Since my picky eater is (mostly) a fan of rice, I’ve been riding the stir-fry train lately. Stir-fries are generally easy (and nutritious too), but I know that even quick prep can seem like a lot after a long day. When the meal is mostly already cooked, though, I guarantee you won’t be thinking about the takeout menu.
These make-ahead stir-fry freezer packs are a cinch to prep and they’re also mix and match. The sauce and veggies can be paired in any combination, with any type of protein — or none at all. Because come Wednesday, you want easy. This kind of easy.
Related: How to freeze meals: Tips and freezer-friendly recipes so you’ll always know what’s for dinner.
Stir-Fry Freezer Packs in 3 Easy Steps:
1. Prep and freeze the veggies.
Exact amounts are really up to you, but for a double batch of four servings, I suggest prepping five to six cups of raw vegetables.
A huge part of saving time the night of is getting the chopping done ahead of time. A lot of stir-fry vegetables — sugar snap peas, bell peppers, onions — can simply be cut, sealed in a bag, and tossed in the freezer. But heartier vegetables that can also be included, like broccoli, asparagus, and zucchini, should be quickly blanched before freezing. That way, your meal comes together in minutes when you’re ready to cook.
To blanch: Drop the veggies in salted boiling water and cook until the vegetables are brightly colored, tender, but still firm — you don’t want them to be mushy. Immediately transfer the vegetables to a bowl of ice water to stop them from cooking. Then drain and spread on a baking sheet or plate to finish cooling. Once cool, separate the veggies into portions in whatever combination you want to use them, seal in a bag, and throw in the freezer. Be sure to press out as much air as possible when freezing.
Related: A week of easy dinner recipes using store-bought rotisserie chicken.
2. Cook and freeze the rice.
For a double batch of four servings, cook two cups of long grain white rice, which typically yields about six cups of cooked rice (note that brown rice will give you a smaller yield).
Cooking rice can feel like an eternity when your kids are starving. But if you make a double batch, you have minute-style rice at the ready.
To cook rice ahead: Cook according to the package instructions or try my favorite method, Foolproof Long Grain Rice at Epicurious. Once done, let the rice completely cool, then divide it into portions and pack it in resealable bags or airtight containers to store in the freezer.
To reheat frozen rice: Slide the rice from the bag into a microwave-safe container and add a small splash of water to prevent moisture loss. Then, heat in one-minute intervals, stirring between each one. You can also do this in a pot on the stovetop, though it will take a while. Keep the heat low until the rice thaws enough to break apart to avoid scorching the bottom of your pot or the frozen rice.
3. Mix and freeze the sauce.
For a double batch of four servings, aim for about one and a half cups of sauce.

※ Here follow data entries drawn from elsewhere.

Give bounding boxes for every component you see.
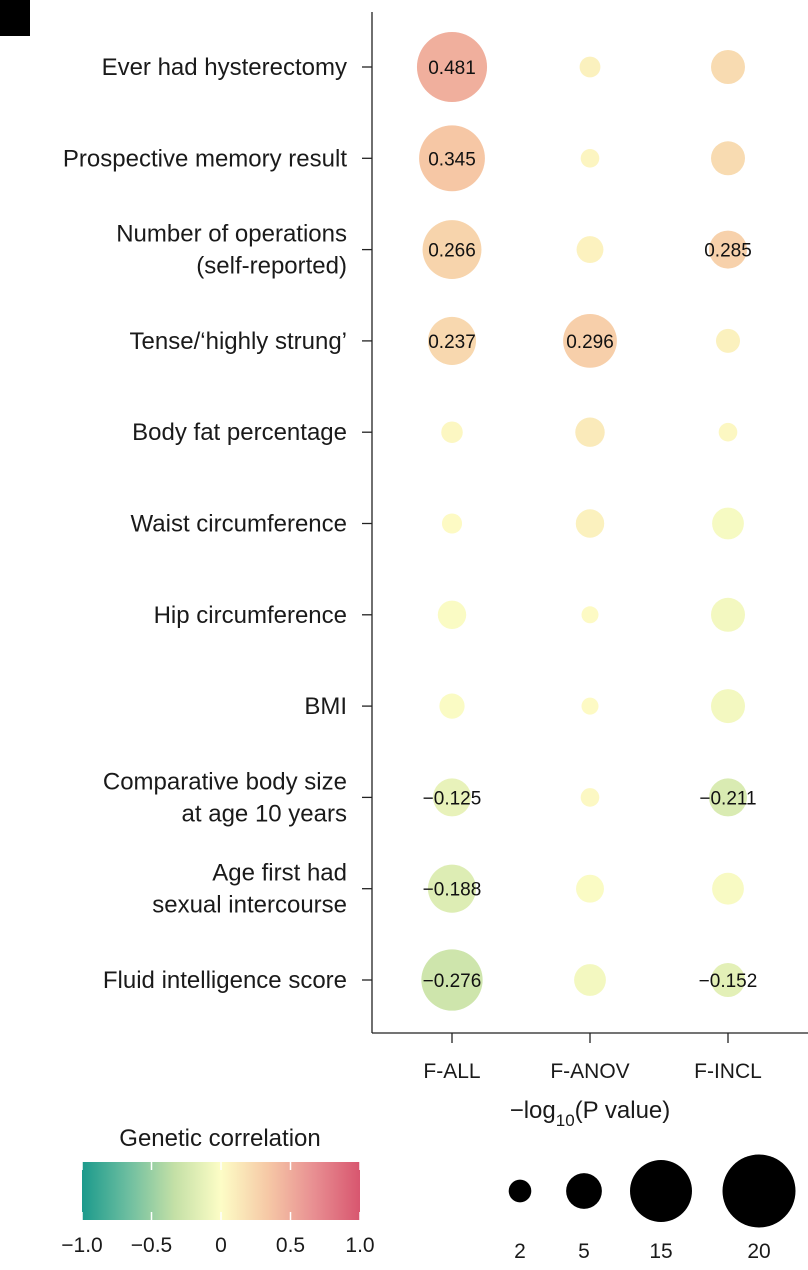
value-label: −0.188 — [423, 880, 482, 901]
bubble — [712, 872, 744, 905]
size-legend-bubble — [508, 1179, 532, 1203]
value-label: 0.237 — [428, 332, 476, 353]
row-label: Prospective memory result — [63, 145, 347, 172]
value-label: 0.345 — [428, 149, 476, 170]
row-label: Body fat percentage — [132, 419, 347, 446]
value-label: −0.211 — [699, 788, 756, 809]
size-legend-title-suffix: (P value) — [575, 1097, 671, 1124]
chart-axes — [362, 12, 808, 1043]
row-label: Waist circumference — [131, 511, 348, 538]
column-label: F-ALL — [423, 1060, 480, 1083]
size-legend-label: 15 — [649, 1240, 672, 1263]
size-legend-title: −log10(P value) — [510, 1097, 671, 1130]
size-legend-title-sub: 10 — [556, 1111, 575, 1130]
size-legend-label: 5 — [578, 1240, 590, 1263]
bubble — [575, 509, 605, 538]
row-label: Comparative body size at age 10 years — [103, 768, 347, 827]
bubble — [711, 597, 745, 632]
value-label: −0.152 — [699, 971, 758, 992]
row-label: Tense/‘highly strung’ — [130, 328, 347, 355]
bubble — [711, 963, 745, 997]
bubble — [422, 220, 482, 280]
column-label: F-INCL — [694, 1060, 762, 1083]
size-legend-bubble — [630, 1160, 692, 1222]
row-label: Ever had hysterectomy — [102, 54, 347, 81]
bubble — [580, 788, 600, 807]
size-legend-bubble — [566, 1173, 602, 1209]
bubble — [441, 421, 463, 443]
bubble — [427, 316, 477, 365]
colorbar-ticks: −1.0 −0.5 0 0.5 1.0 — [61, 1162, 375, 1257]
bubble — [575, 417, 605, 447]
size-legend-label: 20 — [747, 1240, 770, 1263]
colorbar-tick-label: −1.0 — [61, 1234, 102, 1257]
bubble — [563, 314, 617, 368]
bubble — [419, 125, 485, 192]
bubble — [581, 697, 599, 715]
size-legend-title-prefix: −log — [510, 1097, 556, 1124]
colorbar-tick-label: 0.5 — [276, 1234, 305, 1257]
bubble — [421, 949, 483, 1011]
bubble — [715, 328, 741, 353]
bubble — [718, 422, 738, 442]
bubble — [708, 230, 748, 269]
bubble — [432, 778, 472, 817]
bubble — [416, 31, 488, 103]
bubble — [708, 778, 748, 817]
column-labels: F-ALL F-ANOV F-INCL — [423, 1060, 761, 1083]
value-label: 0.266 — [428, 241, 476, 262]
bubble — [441, 513, 463, 534]
colorbar-tick-label: 1.0 — [345, 1234, 374, 1257]
value-label: 0.285 — [704, 241, 752, 262]
bubbles — [416, 31, 748, 1011]
colorbar — [82, 1162, 360, 1220]
size-legend-bubble — [722, 1154, 796, 1228]
bubble — [439, 693, 465, 719]
row-labels: Ever had hysterectomy Prospective memory … — [63, 54, 347, 994]
row-label: Fluid intelligence score — [103, 967, 347, 994]
size-legend-label: 2 — [514, 1240, 526, 1263]
bubble — [580, 148, 600, 168]
bubble — [711, 689, 745, 724]
value-label: 0.481 — [428, 58, 476, 79]
size-legend: 2 5 15 20 — [508, 1154, 796, 1263]
bubble — [711, 50, 745, 84]
row-label: Age first had sexual intercourse — [152, 860, 347, 919]
bubble — [427, 864, 477, 913]
bubble — [579, 56, 601, 78]
panel-marker — [0, 0, 30, 36]
bubble — [574, 964, 606, 996]
bubble — [712, 507, 744, 540]
color-legend-title: Genetic correlation — [119, 1125, 320, 1152]
bubble — [581, 606, 599, 624]
value-label: −0.276 — [423, 971, 482, 992]
bubble — [711, 141, 745, 176]
value-label: −0.125 — [423, 788, 482, 809]
bubble — [576, 236, 604, 264]
row-label: Number of operations (self-reported) — [116, 221, 347, 280]
colorbar-tick-label: 0 — [215, 1234, 227, 1257]
column-label: F-ANOV — [550, 1060, 629, 1083]
bubble — [576, 874, 604, 903]
bubble — [437, 600, 467, 630]
row-label: Hip circumference — [154, 602, 347, 629]
row-label: BMI — [304, 693, 347, 720]
value-labels: 0.481 0.345 0.266 0.285 0.237 0.296 −0.125 −0.2… — [423, 58, 758, 992]
value-label: 0.296 — [566, 332, 614, 353]
colorbar-tick-label: −0.5 — [131, 1234, 172, 1257]
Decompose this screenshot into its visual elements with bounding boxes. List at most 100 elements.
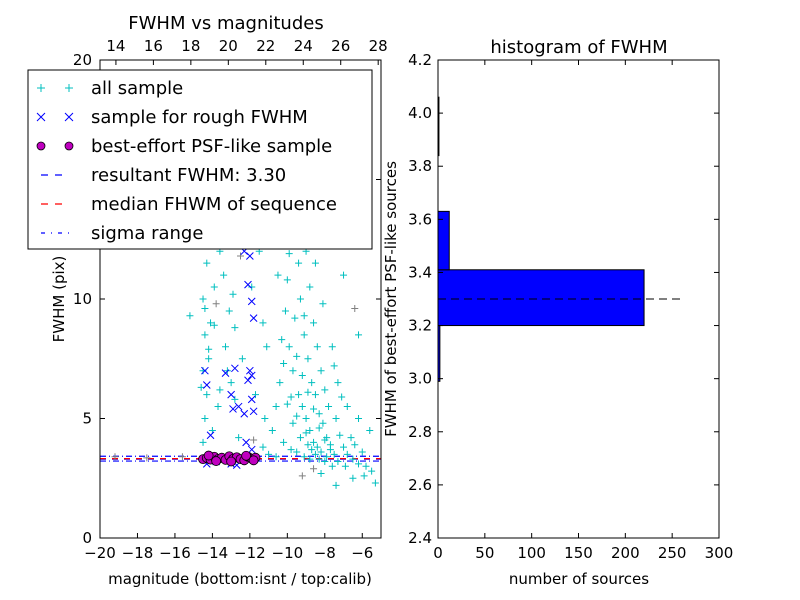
histogram-bar — [437, 210, 450, 271]
data-point-x — [201, 366, 209, 375]
y-tick-label: 20 — [73, 51, 92, 69]
data-point-plus — [296, 295, 304, 303]
data-point-plus — [287, 393, 295, 401]
data-point-plus — [343, 450, 351, 458]
data-point-plus — [338, 393, 346, 401]
x-tick-label: 300 — [705, 544, 734, 562]
legend-label: all sample — [91, 78, 183, 99]
data-point-plus — [317, 367, 325, 375]
legend-circle-icon — [64, 141, 74, 151]
data-point-plus — [186, 312, 194, 320]
legend-x-icon — [64, 112, 74, 122]
data-point-x — [247, 395, 256, 404]
data-point-plus — [212, 300, 220, 308]
data-point-plus — [295, 259, 303, 267]
data-point-plus — [321, 458, 329, 466]
data-point-plus — [197, 383, 205, 391]
data-point-plus — [325, 403, 333, 411]
data-point-plus — [332, 481, 340, 489]
legend: all sample sample for rough FWHM best-effo… — [27, 69, 373, 250]
data-point-plus — [231, 395, 239, 403]
data-point-plus — [366, 426, 374, 434]
data-point-plus — [229, 290, 237, 298]
top-x-tick-label: 22 — [256, 37, 275, 55]
data-point-plus — [259, 443, 267, 451]
data-point-plus — [210, 321, 218, 329]
data-point-plus — [368, 467, 376, 475]
data-point-plus — [311, 259, 319, 267]
data-point-x — [246, 366, 254, 375]
legend-item: sample for rough FWHM — [36, 107, 308, 128]
data-point-plus — [321, 436, 329, 444]
data-point-plus — [296, 434, 304, 442]
data-point-plus — [310, 319, 318, 327]
data-point-plus — [326, 446, 334, 454]
data-point-x — [249, 314, 258, 322]
scatter-axes: −20 −18 −16 −14 −12 −10 −8 −6 14 16 18 20 22 24 26 28 0 5… — [73, 37, 388, 562]
x-tick-label: −12 — [234, 544, 266, 562]
top-x-tick-label: 18 — [181, 37, 200, 55]
legend-item: sigma range — [41, 223, 203, 244]
data-point-plus — [222, 343, 230, 351]
legend-label: median FHWM of sequence — [91, 194, 337, 215]
data-point-plus — [259, 319, 267, 327]
data-point-x — [247, 371, 256, 380]
data-point-plus — [328, 343, 336, 351]
legend-label: best-effort PSF-like sample — [91, 136, 332, 157]
data-point-plus — [298, 472, 306, 480]
data-point-plus — [201, 331, 209, 339]
data-point-plus — [304, 355, 312, 363]
y-tick-label: 2.8 — [408, 423, 432, 441]
data-point-plus — [248, 283, 256, 291]
x-tick-label: 100 — [517, 544, 546, 562]
data-point-plus — [308, 446, 316, 454]
histogram-ylabel: FWHM of best-effort PSF-like sources — [382, 161, 400, 437]
x-tick-label: −6 — [351, 544, 373, 562]
top-x-tick-label: 26 — [331, 37, 350, 55]
legend-item: best-effort PSF-like sample — [36, 136, 332, 157]
data-point-plus — [293, 448, 301, 456]
scatter-xlabel: magnitude (bottom:isnt / top:calib) — [108, 570, 372, 588]
data-point-plus — [216, 386, 224, 394]
data-point-x — [202, 381, 211, 389]
legend-x-icon — [36, 112, 46, 122]
data-point-x — [221, 369, 230, 377]
data-point-plus — [336, 431, 344, 439]
data-point-plus — [300, 453, 308, 461]
y-tick-label: 4.2 — [408, 51, 432, 69]
data-point-x — [231, 364, 239, 373]
data-point-plus — [298, 403, 306, 411]
data-point-plus — [341, 462, 349, 470]
x-tick-label: 150 — [564, 544, 593, 562]
data-point-x — [244, 376, 252, 385]
data-point-plus — [311, 450, 319, 458]
data-point-plus — [300, 312, 308, 320]
data-point-plus — [295, 391, 303, 399]
data-point-plus — [310, 438, 318, 446]
data-point-plus — [227, 379, 235, 387]
data-point-plus — [287, 446, 295, 454]
data-point-plus — [280, 438, 288, 446]
data-point-circle — [248, 455, 259, 466]
data-point-plus — [371, 479, 379, 487]
x-tick-label: −14 — [197, 544, 229, 562]
data-point-plus — [319, 300, 327, 308]
y-tick-label: 2.6 — [408, 476, 432, 494]
x-tick-label: 200 — [611, 544, 640, 562]
data-point-plus — [201, 415, 209, 422]
y-tick-label: 3.6 — [408, 210, 432, 228]
data-point-plus — [310, 465, 318, 473]
data-point-plus — [276, 379, 284, 387]
data-point-plus — [235, 434, 243, 442]
data-point-plus — [362, 462, 370, 470]
data-point-plus — [214, 403, 222, 411]
data-point-plus — [274, 271, 282, 279]
legend-label: sample for rough FWHM — [91, 107, 308, 128]
x-tick-label: −20 — [84, 544, 116, 562]
data-point-x — [244, 280, 252, 289]
data-point-plus — [302, 429, 310, 437]
legend-plus-icon — [65, 84, 73, 92]
data-point-plus — [349, 474, 357, 482]
histogram-title: histogram of FWHM — [490, 37, 667, 58]
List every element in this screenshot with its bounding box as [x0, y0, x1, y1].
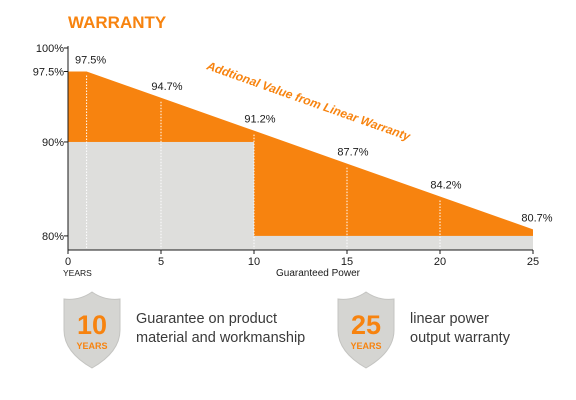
x-tick-label: 20 [434, 256, 446, 268]
y-tick-label: 97.5% [33, 66, 64, 78]
badge-number: 25 [351, 310, 381, 340]
shield-icon: 25 YEARS [337, 291, 395, 369]
y-tick-label: 90% [42, 137, 64, 149]
y-tick-label: 80% [42, 231, 64, 243]
shield-icon: 10 YEARS [63, 291, 121, 369]
badge-number: 10 [77, 310, 107, 340]
badge-row: 10 YEARS Guarantee on product material a… [0, 290, 576, 380]
data-label: 80.7% [521, 212, 552, 224]
x-tick-label: 15 [341, 256, 353, 268]
y-tick-label: 100% [36, 43, 64, 55]
data-label: 97.5% [75, 54, 106, 66]
data-label: 91.2% [244, 114, 275, 126]
x-tick-label: 10 [248, 256, 260, 268]
warranty-badge-25: 25 YEARS [334, 290, 398, 375]
x-tick-label: 0 [65, 256, 71, 268]
badge-unit: YEARS [350, 341, 381, 351]
chart-title: WARRANTY [68, 13, 167, 32]
badge-description: Guarantee on product material and workma… [136, 310, 305, 348]
data-label: 87.7% [337, 147, 368, 159]
badge-description-line1: linear power [410, 311, 489, 327]
x-tick-label: 5 [158, 256, 164, 268]
x-unit-label: YEARS [63, 268, 92, 278]
x-axis-label: Guaranteed Power [276, 268, 361, 279]
badge-unit: YEARS [76, 341, 107, 351]
data-label: 94.7% [151, 81, 182, 93]
warranty-badge-10: 10 YEARS [60, 290, 124, 375]
x-tick-label: 25 [527, 256, 539, 268]
badge-description-line1: Guarantee on product [136, 311, 278, 327]
data-label: 84.2% [430, 179, 461, 191]
badge-description-line2: material and workmanship [136, 330, 306, 346]
badge-description: linear power output warranty [410, 310, 510, 348]
badge-description-line2: output warranty [410, 330, 510, 346]
step-warranty-block-2 [254, 235, 533, 250]
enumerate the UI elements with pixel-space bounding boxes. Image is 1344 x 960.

To make a stir-fry sauce, simply mix all of your ingredients in a freezable jar, shake, and and pop in the freezer (you can also transfer the sauce to a baggie and freeze it flat if you don’t have a lot of freezer space). If you don’t already have a go-to sauce, try this kid-friendly Maple Ginger Stir Fry Sauce at Sweet Peas and Saffron (above). Bonus: The post has six other killer sauces and recipes to try.
Or get creative with a recipe like this Best Stir Fry Sauce at Gimme Some Oven. Play around with it by substituting honey for brown sugar, adding a teaspoon of fish sauce (which adds a wonderful, non-fishy savory flavor) or mixing in Sriracha for the grown ups. For two dinners, double the amount Allie lists in the recipe.
Time to make…the stir-fry!
Truth be told, using these stir-fry freezer packs takes a little bit of forethought: The best way to thaw each component is to place a portion in the fridge on the morning of the day you want to eat stir-fry for dinner. (Although, note that the rice can go straight from the freezer to the microwave.)
Once thawed, throw the veggies and a fresh protein, like chicken, steak or tofu, if using, into a wok with some minced garlic, chopped shallot, or sliced onion (if one of those isn’t already in your veggie freezer packs). Once nearly cooked, add the sauce, toss, and serve over warmed rice. Unless, of course, you want to go fried rice style, in which case, throw the rice in with the sauce too.
If you want to look at a specific recipe to get a more specific sense of steps and timing, check out this one for Chicken and Basil Stir-Fry at Martha Stewart (pictured). It’s one of our favorites, and the process for making it is pretty much the same you’d use for any stir-fry. Done and done!